7.1 Referencing in everyday life
Referencing is not simply an academic convention: people often acknowledge their sources when they report information. For example, when I reminded my son to take the umbrella this morning, I also said that I had listened to the BBC weather report, which forecast heavy showers.
If you read newspapers, listen to the radio or watch the news on TV, you will know that journalists regularly report information they have gathered from their sources and normally acknowledge these sources. They do this to justify and add authority to the points they make and to allow readers to locate their sources should they wish to find out more.
Read the extract below in which Guardian journalist Andrew Sparrow uses information from his sources to discuss child poverty in the UK. Identify the ways in which he acknowledges his sources and note them in the box before comparing your answer with mine.

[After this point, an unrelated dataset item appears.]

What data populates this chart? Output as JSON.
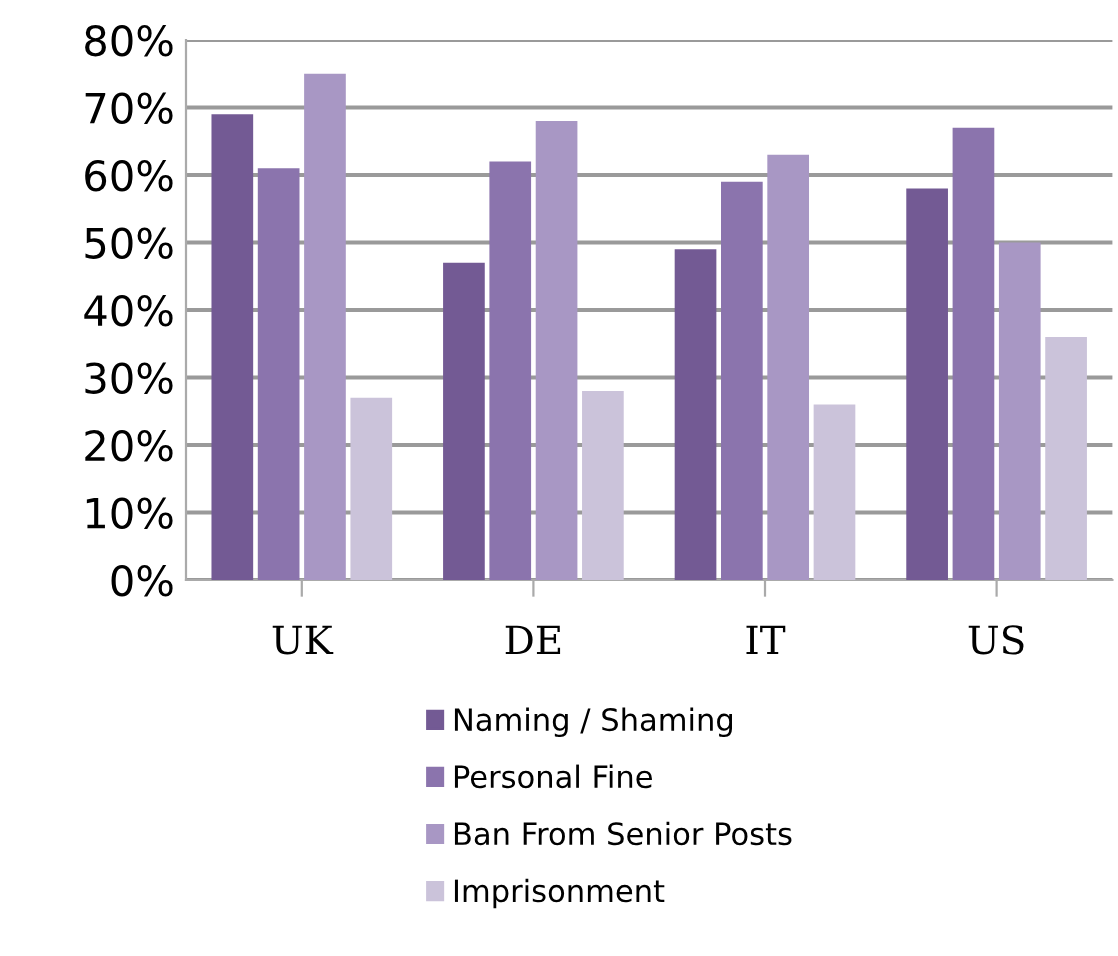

The Social Mobility and Child Poverty Commission said the absolute child poverty goal was ‘simply unattainable’ and that this was on course to be the first decade since records began in 1961 not to see a fall in absolute child poverty.[…]

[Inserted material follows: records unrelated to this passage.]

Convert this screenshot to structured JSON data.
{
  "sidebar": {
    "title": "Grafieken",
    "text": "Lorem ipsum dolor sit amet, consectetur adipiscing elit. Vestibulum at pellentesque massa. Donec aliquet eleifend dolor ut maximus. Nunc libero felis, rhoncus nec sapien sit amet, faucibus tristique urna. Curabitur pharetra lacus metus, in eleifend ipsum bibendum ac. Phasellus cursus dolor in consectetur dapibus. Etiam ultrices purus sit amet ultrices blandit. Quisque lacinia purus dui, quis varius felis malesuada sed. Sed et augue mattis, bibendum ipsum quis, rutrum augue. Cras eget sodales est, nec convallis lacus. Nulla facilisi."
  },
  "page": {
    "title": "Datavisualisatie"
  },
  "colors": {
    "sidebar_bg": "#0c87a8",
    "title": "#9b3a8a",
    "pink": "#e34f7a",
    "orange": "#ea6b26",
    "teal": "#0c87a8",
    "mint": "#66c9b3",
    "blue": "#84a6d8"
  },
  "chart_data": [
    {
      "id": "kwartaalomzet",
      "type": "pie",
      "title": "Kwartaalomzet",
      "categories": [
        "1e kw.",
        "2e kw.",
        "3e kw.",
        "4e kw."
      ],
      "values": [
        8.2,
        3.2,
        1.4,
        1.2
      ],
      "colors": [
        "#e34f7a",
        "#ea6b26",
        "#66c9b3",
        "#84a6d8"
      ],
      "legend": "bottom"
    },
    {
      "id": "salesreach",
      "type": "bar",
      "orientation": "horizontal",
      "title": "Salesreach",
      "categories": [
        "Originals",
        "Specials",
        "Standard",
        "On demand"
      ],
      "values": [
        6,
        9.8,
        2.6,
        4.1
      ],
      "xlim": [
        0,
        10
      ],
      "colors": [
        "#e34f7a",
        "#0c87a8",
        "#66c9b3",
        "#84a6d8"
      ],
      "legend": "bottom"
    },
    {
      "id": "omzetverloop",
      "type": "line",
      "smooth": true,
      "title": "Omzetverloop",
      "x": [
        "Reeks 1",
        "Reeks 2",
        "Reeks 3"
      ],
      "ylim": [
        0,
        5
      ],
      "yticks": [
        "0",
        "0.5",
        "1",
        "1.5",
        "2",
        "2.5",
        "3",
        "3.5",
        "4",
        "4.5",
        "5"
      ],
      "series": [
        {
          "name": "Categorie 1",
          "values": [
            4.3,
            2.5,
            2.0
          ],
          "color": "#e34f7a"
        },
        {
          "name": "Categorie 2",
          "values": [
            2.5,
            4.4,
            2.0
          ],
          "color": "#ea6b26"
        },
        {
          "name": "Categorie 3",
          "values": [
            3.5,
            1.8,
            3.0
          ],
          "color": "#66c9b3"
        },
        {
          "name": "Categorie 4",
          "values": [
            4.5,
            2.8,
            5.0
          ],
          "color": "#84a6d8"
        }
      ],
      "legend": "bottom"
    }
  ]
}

Iain Duncan Smith, the work and pensions secretary, argues that addressing poverty by just increasing benefits is flawed and the root causes must be addressed by getting more parents into jobs. But the commission says ‘ending poverty mainly through the labour market does not look remotely realistic by 2020’. In too many cases it simply moves children from low income workless households to low income working households.
Andrew Sparrow acknowledges both the Social Mobility and Child Poverty Commission and Iain Duncan Smith. He explains the current situation by reporting the Commission’s findings through a quotation and a paraphrase. He goes on to discuss a possible strategy by summarising the view expressed by the work and pensions secretary Iain Duncan Smith. He then reports the exact words used by the Social Mobility and Child Poverty Commission. Sparrow finishes by paraphrasing a point made by the Commission.
As you can see, journalists use their sources of information all the time. They sometimes simply report this information, but they often compare and contrast it or use it to make a specific point. They normally acknowledge their sources or inform readers of serious reasons why this cannot be done. The acknowledgement in this case would allow interested readers to look for the Commission’s report and read it in full. Referencing in newspapers, however, is not as precise as the referencing required in university assignments. For example, in this extract there is no date of publication.